We had planned on giving our daughter a name of special significance in my wife’s family. Everyone in the family knew this.

When we knew that our daughter wouldn’t survive, we decided not to use this family name in hopes of using it in the future.

My wife’s sister and her husband have three kids (two daughters) and are now planning on using this family name. They are expecting their next child later in the year.

My wife is incensed, and I’m not far behind her.

It strikes me as particularly hurtful as my wife and her sister were in close contact all through our pregnancy and all of the tough decisions we had to make. She has had two other chances to use this family name and chose not to use it. To use it now seems particularly cruel.

My wife cannot figure out if she somehow offended her sister, or what’s up, and I’m not speaking with her for fear of losing my cool.

I’ve asked my wife’s parents to intervene, and they say they’ve spoken with her, but nothing has come of it.

I fear that this will cause a permanent rift in what has been a very close sisterly relationship. What would you suggest?

– Grieving and Angry

Dear Grieving: Your grief and anger about this are completely understandable, but is there any possibility that your wife’s sister thinks that she is somehow honoring you and your baby by using this name for her next child? Your wife’s parents might not have done a very good job of conveying your point of view.

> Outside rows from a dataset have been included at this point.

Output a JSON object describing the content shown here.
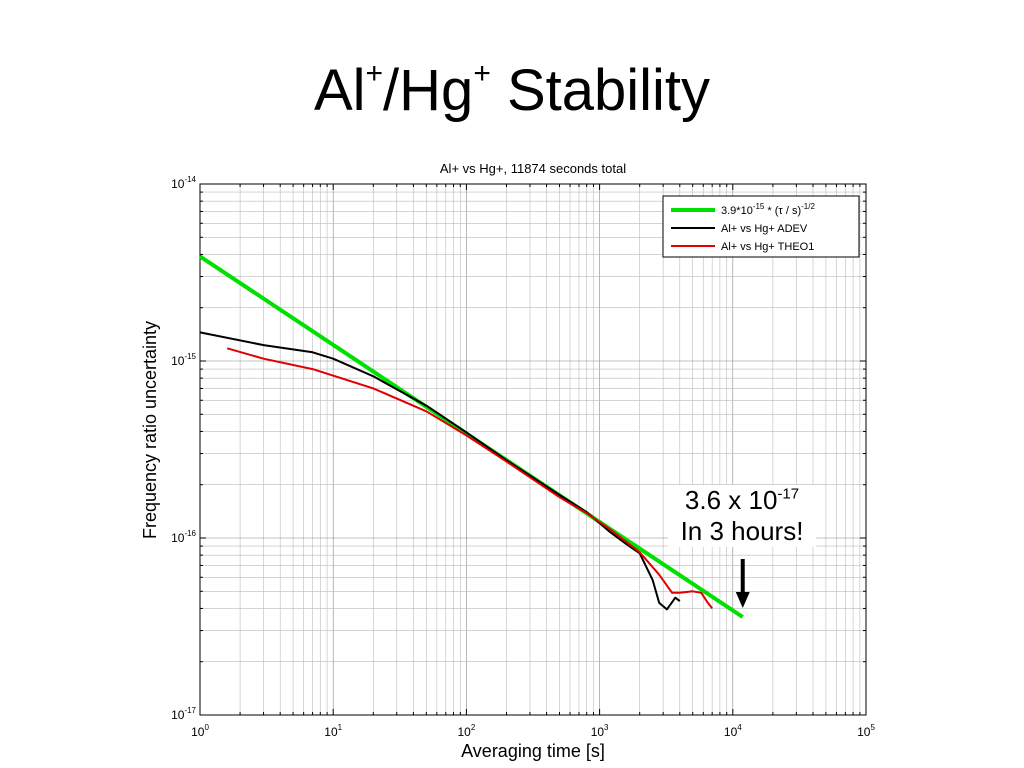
{
  "slide": {
    "title_main_1": "Al",
    "title_sup_1": "+",
    "title_main_2": "/Hg",
    "title_sup_2": "+",
    "title_main_3": " Stability"
  },
  "callout": {
    "line1_main": "3.6 x 10",
    "line1_sup": "-17",
    "line2": "In 3 hours!"
  },
  "chart_data": {
    "type": "line",
    "title": "Al+ vs Hg+, 11874 seconds total",
    "xlabel": "Averaging time [s]",
    "ylabel": "Frequency ratio uncertainty",
    "xscale": "log",
    "yscale": "log",
    "xlim": [
      1,
      100000
    ],
    "ylim": [
      1e-17,
      1e-14
    ],
    "grid": true,
    "legend_position": "top-right",
    "x_ticks": [
      {
        "base": "10",
        "exp": "0"
      },
      {
        "base": "10",
        "exp": "1"
      },
      {
        "base": "10",
        "exp": "2"
      },
      {
        "base": "10",
        "exp": "3"
      },
      {
        "base": "10",
        "exp": "4"
      },
      {
        "base": "10",
        "exp": "5"
      }
    ],
    "y_ticks": [
      {
        "base": "10",
        "exp": "-14"
      },
      {
        "base": "10",
        "exp": "-15"
      },
      {
        "base": "10",
        "exp": "-16"
      },
      {
        "base": "10",
        "exp": "-17"
      }
    ],
    "series": [
      {
        "name": "3.9*10^-15 * (τ / s)^-1/2",
        "legend": {
          "a": "3.9*10",
          "a_sup": "-15",
          "b": " * (τ / s)",
          "b_sup": "-1/2"
        },
        "color": "#00e000",
        "x": [
          1,
          11874
        ],
        "y": [
          3.9e-15,
          3.58e-17
        ]
      },
      {
        "name": "Al+ vs Hg+ ADEV",
        "color": "#000000",
        "x": [
          1,
          3,
          7,
          10,
          20,
          50,
          100,
          200,
          500,
          800,
          1200,
          1600,
          2000,
          2500,
          2800,
          3200,
          3700,
          4000
        ],
        "y": [
          1.45e-15,
          1.23e-15,
          1.12e-15,
          1.03e-15,
          8.2e-16,
          5.6e-16,
          3.95e-16,
          2.75e-16,
          1.75e-16,
          1.4e-16,
          1.08e-16,
          9.2e-17,
          8.2e-17,
          5.8e-17,
          4.3e-17,
          3.95e-17,
          4.6e-17,
          4.4e-17
        ]
      },
      {
        "name": "Al+ vs Hg+ THEO1",
        "color": "#e00000",
        "x": [
          1.6,
          3,
          7,
          20,
          50,
          100,
          200,
          500,
          800,
          1200,
          2000,
          2800,
          3500,
          4000,
          5000,
          5800,
          6500,
          7000
        ],
        "y": [
          1.18e-15,
          1.03e-15,
          9e-16,
          7e-16,
          5.2e-16,
          3.8e-16,
          2.7e-16,
          1.7e-16,
          1.38e-16,
          1.12e-16,
          8.3e-17,
          6.2e-17,
          4.9e-17,
          4.9e-17,
          5e-17,
          4.9e-17,
          4.3e-17,
          4e-17
        ]
      }
    ],
    "annotation_arrow_x": 11874
  }
}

You and your wife should compose a letter, explaining your position and asking your sister-in-law and her husband to reconsider this choice.

After you write the letter, don’t send it for two days. Make sure that it conveys exactly how you feel. Don’t say anything extreme, which could make matters worse. Say how you feel and how hard this has been for you. If there is a way for you to compromise (perhaps they could use the name as a middle name), then you should suggest it.

I hope that you are getting and will continue to receive support.

Compassionate Friends offers support for grieving parents (compassionatefriends.org).

Dear Amy: I agree with your suggestion of calling in-laws by their first name.

I have an extremely shy father-in-law, who, for the entire time his in-laws were alive (they lived into their 90s) did not know how to address them. For 45 years, he did not directly address them! He would say, “Oscar, we are going to your grandmother’s” or “Oscar, your grandmother is here,” etc.

My mother actually requested that her sons-in-law use her first name rather than some name that made neither of them completely comfortable.

– All Adults

Dear All Adults: This is a conversation that should take place early on in a marriage, with the idea that mutual comfort is the ultimate goal.